A Holofernes el licor del banquete no lo ha afectado mucho, dispone sus cinco sentidos para el amor de esa noche. ¿Y ella? Judit tensa su cadera; sujeta con más fuerza a Holofernes. Lo engaña: le ofrece su cuello, le acaricia la espalda, lo aprieta sonriente en su seno. Siente su aliento sobre su cara y algunas palabras lisonjeras; el asco desaparece cuando voltea su rostro hacia la izquierda del lecho y ve entre la maraña de vestidos dispuestos antes con mucha cautela, el filoso brillo de una daga. 

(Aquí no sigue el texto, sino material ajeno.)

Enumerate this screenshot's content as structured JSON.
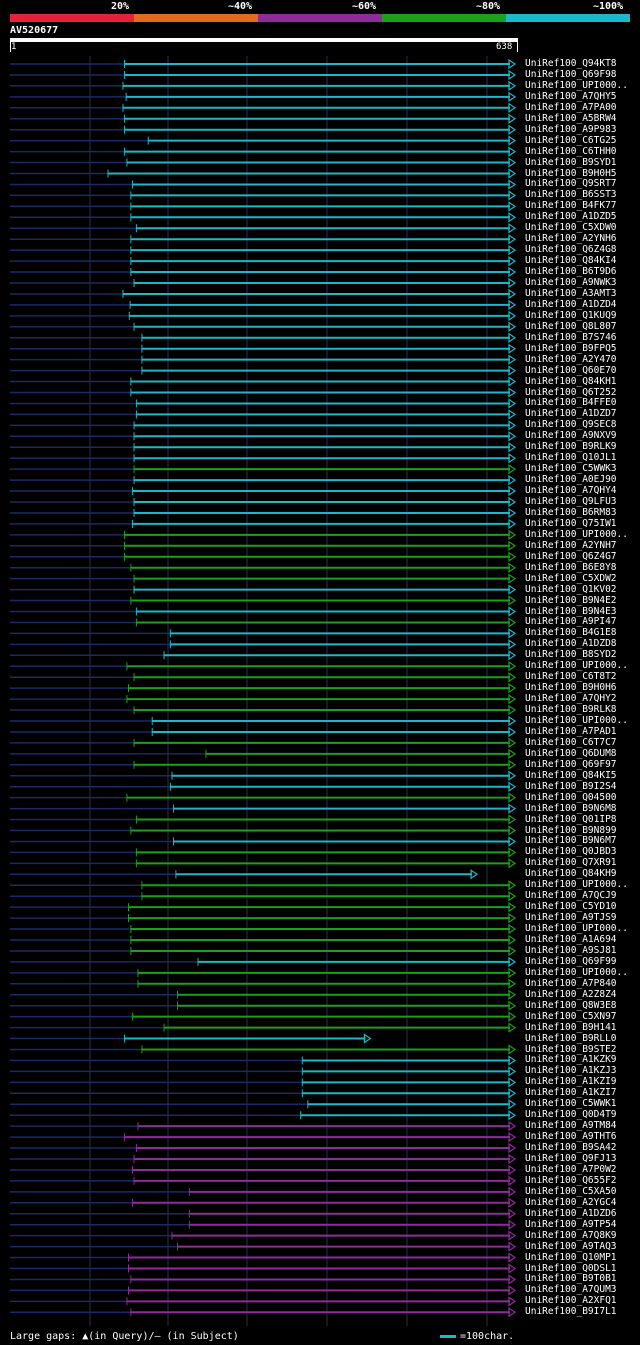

Holofernes se encuentra en un arrebato religioso y no se percata de los movimientos concentrados de Judit, quien con gran disimulo oscurece más la vista del rey con su brazo derecho. Judit en esos momentos no siente sino piensa en los escasos movimientos medidos que le quedan esa noche. Retira suavemente su brazo izquierdo del peso y el trance de Holofernes. Sus dedos como tentáculos se hacen del mango de la daga de entre la maraña de tules, lo aprieta como si debiera sujetarlo para no caer a un abismo; ensaya tomar una bocanada de aire que el rey interpreta como un gemido de placer pero que ella sabe bien, es un canto de guerra. Holofernes apenas llega a sentir la ráfaga de su amante: la daga atraviesa su nuca como una lanza; tampoco se percata de los torrentes rojos que desprende su cuerpo ya inerte. 

Judit recibe la sangre en su cuerpo como hace unos instantes la simiente del rey. Lanza a un costado el cuerpo de Holofernes. Su rostro está tenso; piensa que falta aún cercenarle toda la cabeza. Solo quisiera salir de allí y lavarse el pecho, la entrepierna, el cabello.